Neste sentido, temos a
proposta da Ortotanásia que seria a promoção da morte no momento certo (orto:
certo, thanatos: morte), nem antes, como ocorre no caso da eutanásia, nem
depois, como na distanásia. Assim, ela opta por restringir - ou descartar -
tratamentos agressivos e ineficientes que não reverterão o quadro clínico, e por
proporcionar ao paciente qualidade em
seu processo de morte. A ortotanásia, diferentemente da eutanásia, é sensível
ao processo de humanização da morte, ao alívio das dores, e não incidi em
prolongamentos abusivos com a aplicação de meios desproporcionados que somente
imporiam sofrimentos adicionais (PESSINI, 2007).
Os pressupostos que
permeiam a ortotanásia estão diretamente ligados aos de cuidados paliativos.

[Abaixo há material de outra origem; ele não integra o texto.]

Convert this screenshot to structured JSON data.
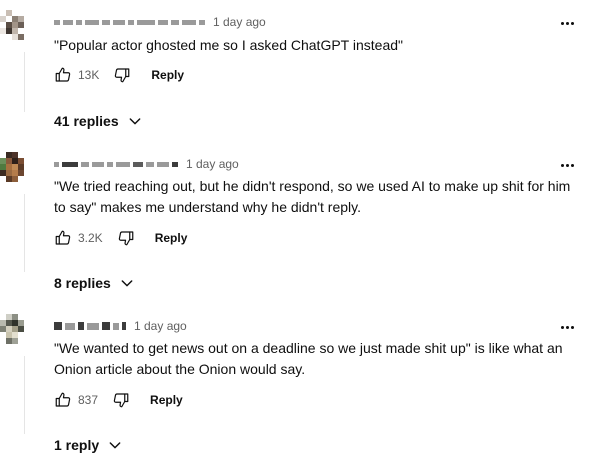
{
  "comments": [
    {
      "author": "",
      "time": "1 day ago",
      "text": "\"Popular actor ghosted me so I asked ChatGPT instead\"",
      "likes": "13K",
      "reply_label": "Reply",
      "replies_label": "41 replies"
    },
    {
      "author": "",
      "time": "1 day ago",
      "text": "\"We tried reaching out, but he didn't respond, so we used AI to make up shit for him to say\" makes me understand why he didn't reply.",
      "likes": "3.2K",
      "reply_label": "Reply",
      "replies_label": "8 replies"
    },
    {
      "author": "",
      "time": "1 day ago",
      "text": "\"We wanted to get news out on a deadline so we just made shit up\" is like what an Onion article about the Onion would say.",
      "likes": "837",
      "reply_label": "Reply",
      "replies_label": "1 reply"
    }
  ],
  "icons": {
    "like": "thumbs-up-icon",
    "dislike": "thumbs-down-icon",
    "more": "more-vert-icon",
    "chevron": "chevron-down-icon"
  },
  "colors": {
    "text": "#0f0f0f",
    "secondary": "#606060",
    "thread_line": "#e5e5e5"
  }
}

A
Organização Mundial de Saúde (OMS) define Cuidados Paliativos, como o controle
da dor e de outros sintomas, e o cuidado dos problemas de ordem psicológica,
social e espiritual; atingindo a melhor qualidade de vida possível para os
pacientes e suas famílias. Dessa forma, os cuidados visando ao bem-estar da
pessoa passam a ser a prioridade, e não a luta contra algo que,
inevitavelmente, não tem como se combater – no caso, a doença e o fim da vida.
A sociedade precisa
discutir com mais propriedade os fundamentos da Ortotanásia para que possamos
compreender o que é, de fato, morrer com qualidade respeitando a
individualidade.
Referências:
Batista RS, Schramm FR.
Conversações sobre a "boa morte": o debate bioético acerca da
eutanásia. Cad. Saúde Pública, Rio de Janeiro, v. 21, n. 1, p. 111-119,
jan./feb. 2005.
Pessini L. Vida e morte:
uma questão de dignidade. In: Incontri D, Santos FS, organizadores. A arte de
morrer – visões plurais. Bragança Paulista: Comenius; 2007.Pessini L. Bioética e cuidados paliativos: alguns desafios do cotidiano aos grandes dilemas. In: Pimenta CAM, organizadora. Dor e cuidados paliativos: enfermagem, medicina e psicologia. Barueri: Manole; 2006.
Incontri D, Santos FS, organizadores. A arte de morrer – visões plurais. Bragança Paulista: Comenius; 2007.